Significant Medication Errors Due to Late Administration and Failure to Hold Antihypertensives
Penalty
Summary
The facility failed to ensure residents were free from significant medication errors in multiple instances. In one case, a nurse administered gabapentin and other medications to a resident later than the physician-ordered time frame. The nurse split the medication pass, resulting in five medications, including gabapentin, being given after the acceptable window. The nurse acknowledged the error, stating that the medications were supposed to be administered by a certain time and that late administration could cause medical complications. In two other cases, the facility did not follow physician-ordered parameters for holding blood pressure medications. For one resident, amlodipine was administered on two occasions when the resident's systolic blood pressure was below the ordered threshold of 110 mmHg.
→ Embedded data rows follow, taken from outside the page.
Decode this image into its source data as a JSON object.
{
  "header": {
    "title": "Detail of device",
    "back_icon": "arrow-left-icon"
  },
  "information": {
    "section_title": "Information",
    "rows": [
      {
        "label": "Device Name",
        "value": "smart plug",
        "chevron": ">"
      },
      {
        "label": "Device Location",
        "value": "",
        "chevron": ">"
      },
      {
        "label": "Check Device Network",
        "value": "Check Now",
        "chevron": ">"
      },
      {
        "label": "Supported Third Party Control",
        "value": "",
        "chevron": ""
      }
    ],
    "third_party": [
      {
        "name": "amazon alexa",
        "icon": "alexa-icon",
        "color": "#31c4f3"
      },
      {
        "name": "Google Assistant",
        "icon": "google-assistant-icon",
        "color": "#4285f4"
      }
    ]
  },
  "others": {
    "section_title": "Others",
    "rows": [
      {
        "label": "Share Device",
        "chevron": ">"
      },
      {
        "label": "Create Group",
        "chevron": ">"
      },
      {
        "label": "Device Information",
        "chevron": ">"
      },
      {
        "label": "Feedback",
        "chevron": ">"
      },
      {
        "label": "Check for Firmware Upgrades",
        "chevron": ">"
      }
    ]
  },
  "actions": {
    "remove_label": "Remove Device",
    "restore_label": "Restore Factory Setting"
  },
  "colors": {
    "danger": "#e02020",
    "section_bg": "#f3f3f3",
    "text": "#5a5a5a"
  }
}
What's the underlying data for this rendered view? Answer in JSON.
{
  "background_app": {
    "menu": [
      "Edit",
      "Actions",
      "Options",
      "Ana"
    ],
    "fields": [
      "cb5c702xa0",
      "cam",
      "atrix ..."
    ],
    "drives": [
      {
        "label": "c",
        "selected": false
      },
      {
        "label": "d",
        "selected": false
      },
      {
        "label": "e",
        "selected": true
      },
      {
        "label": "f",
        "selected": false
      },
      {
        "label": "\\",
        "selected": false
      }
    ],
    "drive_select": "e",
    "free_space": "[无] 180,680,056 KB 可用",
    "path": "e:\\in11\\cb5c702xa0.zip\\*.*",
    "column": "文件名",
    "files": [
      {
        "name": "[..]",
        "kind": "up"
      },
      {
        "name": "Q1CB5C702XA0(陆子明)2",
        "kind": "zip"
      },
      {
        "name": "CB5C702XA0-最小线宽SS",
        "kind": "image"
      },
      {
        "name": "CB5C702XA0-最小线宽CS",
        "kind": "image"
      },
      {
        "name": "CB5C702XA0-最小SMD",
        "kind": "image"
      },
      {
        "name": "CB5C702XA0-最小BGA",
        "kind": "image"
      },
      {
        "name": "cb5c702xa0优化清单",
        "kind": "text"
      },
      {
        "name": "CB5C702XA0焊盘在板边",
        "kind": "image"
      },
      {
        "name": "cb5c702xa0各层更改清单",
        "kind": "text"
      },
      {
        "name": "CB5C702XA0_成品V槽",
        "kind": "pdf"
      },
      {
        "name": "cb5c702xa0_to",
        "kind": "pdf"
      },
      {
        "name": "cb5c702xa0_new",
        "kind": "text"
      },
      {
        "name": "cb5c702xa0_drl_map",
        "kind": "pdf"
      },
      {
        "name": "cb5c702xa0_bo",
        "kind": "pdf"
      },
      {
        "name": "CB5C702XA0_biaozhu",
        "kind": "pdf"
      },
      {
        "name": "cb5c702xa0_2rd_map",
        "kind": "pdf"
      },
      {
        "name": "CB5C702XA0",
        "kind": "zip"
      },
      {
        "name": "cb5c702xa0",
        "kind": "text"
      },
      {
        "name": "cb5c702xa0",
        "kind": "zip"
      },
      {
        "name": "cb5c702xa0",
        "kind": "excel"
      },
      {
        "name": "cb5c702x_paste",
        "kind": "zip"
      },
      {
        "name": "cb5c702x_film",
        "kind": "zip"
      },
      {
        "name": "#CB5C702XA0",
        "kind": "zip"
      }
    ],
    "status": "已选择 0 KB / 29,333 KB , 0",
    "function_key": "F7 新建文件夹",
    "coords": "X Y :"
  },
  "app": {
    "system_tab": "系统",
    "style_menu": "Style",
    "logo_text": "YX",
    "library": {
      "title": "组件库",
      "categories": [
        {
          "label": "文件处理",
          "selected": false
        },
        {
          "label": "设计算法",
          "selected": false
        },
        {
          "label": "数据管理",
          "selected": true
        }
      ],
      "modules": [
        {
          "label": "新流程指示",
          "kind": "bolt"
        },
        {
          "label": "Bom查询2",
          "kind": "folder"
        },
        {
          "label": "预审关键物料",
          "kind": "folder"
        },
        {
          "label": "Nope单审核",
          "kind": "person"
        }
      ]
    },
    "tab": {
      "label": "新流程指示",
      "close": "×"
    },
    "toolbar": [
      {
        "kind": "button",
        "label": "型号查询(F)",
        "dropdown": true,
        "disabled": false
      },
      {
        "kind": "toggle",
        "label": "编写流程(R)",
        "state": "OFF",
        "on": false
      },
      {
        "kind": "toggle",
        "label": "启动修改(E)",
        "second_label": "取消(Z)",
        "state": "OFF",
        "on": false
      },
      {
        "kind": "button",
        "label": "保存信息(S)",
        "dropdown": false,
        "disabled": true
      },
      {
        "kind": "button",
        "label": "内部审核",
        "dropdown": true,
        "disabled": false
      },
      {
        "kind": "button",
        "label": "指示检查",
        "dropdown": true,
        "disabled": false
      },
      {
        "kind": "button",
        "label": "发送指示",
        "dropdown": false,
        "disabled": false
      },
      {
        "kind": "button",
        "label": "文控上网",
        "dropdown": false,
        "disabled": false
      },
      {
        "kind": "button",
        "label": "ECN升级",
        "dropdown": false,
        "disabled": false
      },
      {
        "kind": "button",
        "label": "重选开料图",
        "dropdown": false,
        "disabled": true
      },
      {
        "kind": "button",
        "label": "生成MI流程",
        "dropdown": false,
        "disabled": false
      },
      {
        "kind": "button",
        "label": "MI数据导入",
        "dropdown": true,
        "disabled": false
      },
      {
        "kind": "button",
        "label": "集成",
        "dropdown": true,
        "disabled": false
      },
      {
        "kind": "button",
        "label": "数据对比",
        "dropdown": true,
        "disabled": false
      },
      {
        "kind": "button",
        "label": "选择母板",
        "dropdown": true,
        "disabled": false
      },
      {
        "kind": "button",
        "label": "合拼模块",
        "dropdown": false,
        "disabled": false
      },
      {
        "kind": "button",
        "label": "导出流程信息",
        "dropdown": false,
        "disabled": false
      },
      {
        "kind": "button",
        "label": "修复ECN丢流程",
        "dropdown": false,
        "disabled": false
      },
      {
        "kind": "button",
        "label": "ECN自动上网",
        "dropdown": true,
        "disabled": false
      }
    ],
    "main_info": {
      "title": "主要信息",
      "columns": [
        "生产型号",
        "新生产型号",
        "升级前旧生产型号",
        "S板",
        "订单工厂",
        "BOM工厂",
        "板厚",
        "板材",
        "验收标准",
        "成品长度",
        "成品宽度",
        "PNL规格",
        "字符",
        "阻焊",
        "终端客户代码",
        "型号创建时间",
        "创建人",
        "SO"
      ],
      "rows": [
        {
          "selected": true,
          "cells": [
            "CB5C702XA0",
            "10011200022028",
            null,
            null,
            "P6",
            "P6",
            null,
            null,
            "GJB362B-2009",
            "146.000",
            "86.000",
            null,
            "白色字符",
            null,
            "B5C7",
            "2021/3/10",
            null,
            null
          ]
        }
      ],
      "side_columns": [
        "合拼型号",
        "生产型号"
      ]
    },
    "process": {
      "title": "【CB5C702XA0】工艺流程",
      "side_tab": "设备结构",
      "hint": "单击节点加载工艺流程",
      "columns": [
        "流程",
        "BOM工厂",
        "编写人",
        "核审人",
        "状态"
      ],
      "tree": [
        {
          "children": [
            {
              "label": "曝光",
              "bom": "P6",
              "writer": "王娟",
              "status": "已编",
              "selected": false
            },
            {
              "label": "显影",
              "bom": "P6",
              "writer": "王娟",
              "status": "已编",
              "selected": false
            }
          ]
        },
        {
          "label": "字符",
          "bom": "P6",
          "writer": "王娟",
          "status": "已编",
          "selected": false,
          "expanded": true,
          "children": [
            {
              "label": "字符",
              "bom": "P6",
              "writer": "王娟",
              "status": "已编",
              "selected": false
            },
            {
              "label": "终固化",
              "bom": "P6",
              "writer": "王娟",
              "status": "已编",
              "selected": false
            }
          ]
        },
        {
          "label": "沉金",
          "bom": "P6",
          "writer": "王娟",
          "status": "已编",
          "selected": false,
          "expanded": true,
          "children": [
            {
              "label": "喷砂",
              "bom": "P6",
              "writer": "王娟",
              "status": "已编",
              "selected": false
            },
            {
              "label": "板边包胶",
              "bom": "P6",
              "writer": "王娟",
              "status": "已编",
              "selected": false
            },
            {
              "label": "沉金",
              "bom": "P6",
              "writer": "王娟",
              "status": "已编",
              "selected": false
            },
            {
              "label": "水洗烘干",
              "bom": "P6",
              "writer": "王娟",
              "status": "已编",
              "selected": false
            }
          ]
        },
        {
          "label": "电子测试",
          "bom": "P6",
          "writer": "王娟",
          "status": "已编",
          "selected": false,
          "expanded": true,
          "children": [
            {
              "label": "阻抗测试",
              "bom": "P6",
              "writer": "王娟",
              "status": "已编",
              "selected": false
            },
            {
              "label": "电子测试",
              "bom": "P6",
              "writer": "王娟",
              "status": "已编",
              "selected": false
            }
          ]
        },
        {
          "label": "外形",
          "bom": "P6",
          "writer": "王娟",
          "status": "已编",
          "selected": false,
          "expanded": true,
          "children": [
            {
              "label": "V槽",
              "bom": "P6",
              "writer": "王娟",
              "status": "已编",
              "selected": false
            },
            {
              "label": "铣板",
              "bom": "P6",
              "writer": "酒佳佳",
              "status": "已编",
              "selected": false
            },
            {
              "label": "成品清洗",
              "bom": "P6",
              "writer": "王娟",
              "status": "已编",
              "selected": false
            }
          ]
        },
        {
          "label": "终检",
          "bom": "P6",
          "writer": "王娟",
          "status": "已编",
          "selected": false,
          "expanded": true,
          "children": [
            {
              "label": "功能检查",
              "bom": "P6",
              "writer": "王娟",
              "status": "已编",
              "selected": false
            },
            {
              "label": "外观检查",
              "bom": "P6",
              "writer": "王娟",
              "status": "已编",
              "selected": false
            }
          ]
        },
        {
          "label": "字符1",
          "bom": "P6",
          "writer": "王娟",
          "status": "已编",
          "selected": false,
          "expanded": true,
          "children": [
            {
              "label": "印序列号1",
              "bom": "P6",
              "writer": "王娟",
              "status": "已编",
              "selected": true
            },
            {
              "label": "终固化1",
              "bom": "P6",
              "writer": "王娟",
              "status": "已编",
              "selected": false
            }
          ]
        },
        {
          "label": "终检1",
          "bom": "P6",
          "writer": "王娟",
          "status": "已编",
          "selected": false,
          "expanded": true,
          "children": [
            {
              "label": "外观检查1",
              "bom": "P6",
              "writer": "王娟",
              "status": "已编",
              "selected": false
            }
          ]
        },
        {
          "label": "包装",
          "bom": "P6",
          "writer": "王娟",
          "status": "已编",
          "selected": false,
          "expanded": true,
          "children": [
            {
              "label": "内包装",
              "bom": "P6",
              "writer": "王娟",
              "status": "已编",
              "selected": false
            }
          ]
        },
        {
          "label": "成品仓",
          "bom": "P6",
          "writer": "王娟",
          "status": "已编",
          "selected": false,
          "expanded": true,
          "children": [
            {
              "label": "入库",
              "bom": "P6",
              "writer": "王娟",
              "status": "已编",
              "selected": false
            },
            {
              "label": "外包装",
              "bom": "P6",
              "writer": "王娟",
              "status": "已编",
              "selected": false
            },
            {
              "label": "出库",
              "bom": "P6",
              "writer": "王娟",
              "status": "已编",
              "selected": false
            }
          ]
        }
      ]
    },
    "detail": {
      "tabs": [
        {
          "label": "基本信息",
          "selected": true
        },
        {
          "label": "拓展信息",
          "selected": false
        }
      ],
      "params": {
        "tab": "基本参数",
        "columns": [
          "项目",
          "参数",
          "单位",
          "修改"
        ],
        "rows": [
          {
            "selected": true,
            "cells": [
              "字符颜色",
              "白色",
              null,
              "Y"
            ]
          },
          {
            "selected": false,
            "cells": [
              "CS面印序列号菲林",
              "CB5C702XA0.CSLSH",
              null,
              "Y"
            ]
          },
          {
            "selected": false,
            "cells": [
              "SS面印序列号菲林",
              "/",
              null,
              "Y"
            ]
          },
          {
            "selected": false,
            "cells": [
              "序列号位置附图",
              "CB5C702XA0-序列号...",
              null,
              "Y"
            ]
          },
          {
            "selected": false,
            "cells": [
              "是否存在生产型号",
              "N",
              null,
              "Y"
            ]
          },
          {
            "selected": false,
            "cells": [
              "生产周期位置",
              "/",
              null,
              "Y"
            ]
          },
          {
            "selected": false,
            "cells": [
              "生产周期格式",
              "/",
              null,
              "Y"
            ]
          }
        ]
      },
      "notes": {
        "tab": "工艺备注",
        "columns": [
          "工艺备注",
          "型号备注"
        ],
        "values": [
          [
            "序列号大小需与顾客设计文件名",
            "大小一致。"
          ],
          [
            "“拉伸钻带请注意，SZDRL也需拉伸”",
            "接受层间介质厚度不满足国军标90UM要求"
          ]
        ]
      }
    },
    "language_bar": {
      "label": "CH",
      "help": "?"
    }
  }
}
The nurse confirmed that the medication should have been held according to the order and facility policy. Similarly, another resident received both lisinopril and amlodipine when their systolic blood pressure was below the hold parameter. The nurse involved acknowledged that administering these medications under such conditions could further lower blood pressure. The facility's policies required medications to be administered as ordered by the physician, including holding medications when vital signs were outside prescribed parameters. Staff interviews confirmed awareness of these requirements, but the documented medication administration records showed that these protocols were not followed, resulting in significant medication errors for the affected residents.